We are propagating the credentials via GRGIT_USER and GRGIT_PASS environment variables, they ARE being picked up since I see using hardcoded credentials from system properties log message when adding --info option, the user is defined as project owner in gitlab.

Please advice

jvmlet avatar Oct 26 '21 08:10 jvmlet

Found the culprit. We are also using gradle-git-properties plugin, during migration it was upgraded to the latest 2.3.1, which brings grgit-core:4.1.0. 4.1.0 causes this failure with nebula-release-plugin:16.0.0. Downgraded gradle-git-properties to 2.2.3 and our release process is back to normal. Please support grgit-core:4.1.0

jvmlet avatar Oct 27 '21 09:10 jvmlet

Having the exact same problem and can't resolve. Any updates here?

Mine stems from having Nebula and se.bjurr.gitchangelog.git-changelog-gradle-plugin in the same build. When running in GitLab, I get the same "git-receive-pack not permitted" error. However, running locally, everything works fine...

WilliamsDL avatar Aug 30 '22 22:08 WilliamsDL

@WilliamsDL It's because GitLab does the clone with the password and user in the URL, so the remote URL contains it, which in turn overrides the credentials passed by grgit.

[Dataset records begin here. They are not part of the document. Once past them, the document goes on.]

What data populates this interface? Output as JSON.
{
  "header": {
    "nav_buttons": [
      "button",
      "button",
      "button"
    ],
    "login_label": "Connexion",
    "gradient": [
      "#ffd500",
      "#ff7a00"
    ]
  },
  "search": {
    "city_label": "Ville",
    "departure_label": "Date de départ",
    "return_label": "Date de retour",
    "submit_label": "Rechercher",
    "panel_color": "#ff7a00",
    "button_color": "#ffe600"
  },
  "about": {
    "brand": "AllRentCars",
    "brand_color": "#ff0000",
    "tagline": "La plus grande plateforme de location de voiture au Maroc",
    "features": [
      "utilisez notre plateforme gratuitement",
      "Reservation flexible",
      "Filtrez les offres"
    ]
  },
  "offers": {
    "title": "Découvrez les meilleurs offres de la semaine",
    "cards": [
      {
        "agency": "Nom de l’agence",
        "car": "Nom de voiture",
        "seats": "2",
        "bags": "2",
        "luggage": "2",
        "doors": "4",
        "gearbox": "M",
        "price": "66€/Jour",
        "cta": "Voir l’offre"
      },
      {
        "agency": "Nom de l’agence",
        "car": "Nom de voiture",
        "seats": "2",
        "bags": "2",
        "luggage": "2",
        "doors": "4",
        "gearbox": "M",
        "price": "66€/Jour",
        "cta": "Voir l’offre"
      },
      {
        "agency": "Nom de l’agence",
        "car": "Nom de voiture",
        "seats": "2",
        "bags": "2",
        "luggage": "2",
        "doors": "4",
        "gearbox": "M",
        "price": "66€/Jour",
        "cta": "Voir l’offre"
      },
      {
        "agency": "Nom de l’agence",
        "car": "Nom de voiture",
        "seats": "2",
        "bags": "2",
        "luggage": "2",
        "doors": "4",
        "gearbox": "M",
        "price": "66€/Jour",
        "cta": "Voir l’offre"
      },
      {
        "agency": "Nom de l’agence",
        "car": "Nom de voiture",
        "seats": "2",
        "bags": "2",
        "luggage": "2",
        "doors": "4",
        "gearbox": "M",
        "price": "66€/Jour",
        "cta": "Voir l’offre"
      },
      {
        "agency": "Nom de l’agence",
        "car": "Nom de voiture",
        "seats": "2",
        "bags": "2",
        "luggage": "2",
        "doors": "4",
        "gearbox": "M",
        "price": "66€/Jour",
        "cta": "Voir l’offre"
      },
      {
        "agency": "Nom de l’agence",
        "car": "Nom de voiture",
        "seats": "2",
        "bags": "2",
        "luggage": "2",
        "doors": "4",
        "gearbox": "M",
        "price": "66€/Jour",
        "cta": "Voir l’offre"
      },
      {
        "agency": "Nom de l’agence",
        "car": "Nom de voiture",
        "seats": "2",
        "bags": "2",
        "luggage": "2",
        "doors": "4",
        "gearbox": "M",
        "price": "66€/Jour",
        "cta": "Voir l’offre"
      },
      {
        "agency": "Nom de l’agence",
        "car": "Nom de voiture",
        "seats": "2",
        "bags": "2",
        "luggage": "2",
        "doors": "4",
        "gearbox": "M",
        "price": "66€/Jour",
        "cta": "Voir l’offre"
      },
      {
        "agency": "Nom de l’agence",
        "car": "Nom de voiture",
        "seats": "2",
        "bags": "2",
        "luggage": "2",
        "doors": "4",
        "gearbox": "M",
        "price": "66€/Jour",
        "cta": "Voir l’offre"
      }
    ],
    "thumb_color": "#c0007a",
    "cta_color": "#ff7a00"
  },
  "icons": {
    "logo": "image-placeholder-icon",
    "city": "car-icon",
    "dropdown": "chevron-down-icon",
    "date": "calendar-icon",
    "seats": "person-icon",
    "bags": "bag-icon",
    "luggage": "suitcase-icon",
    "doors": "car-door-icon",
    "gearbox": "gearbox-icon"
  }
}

I just spent two days to debug this. Workaround: sed -i -e "s/\(.*\):\/\/.*:.*@\(.*\)/\1:\/\/\2/" .git/config

ahoka avatar Dec 23 '22 09:12 ahoka

This seems to pop out more often. Our case was to have a spring-cloud-contract-gradle-plugin, which included newer version of the jgit library then the one used in grgit coming from nebula.release. For gradle builds you can check by running ./gradlew buildEnvironment The workaround from @ahoka worked as well.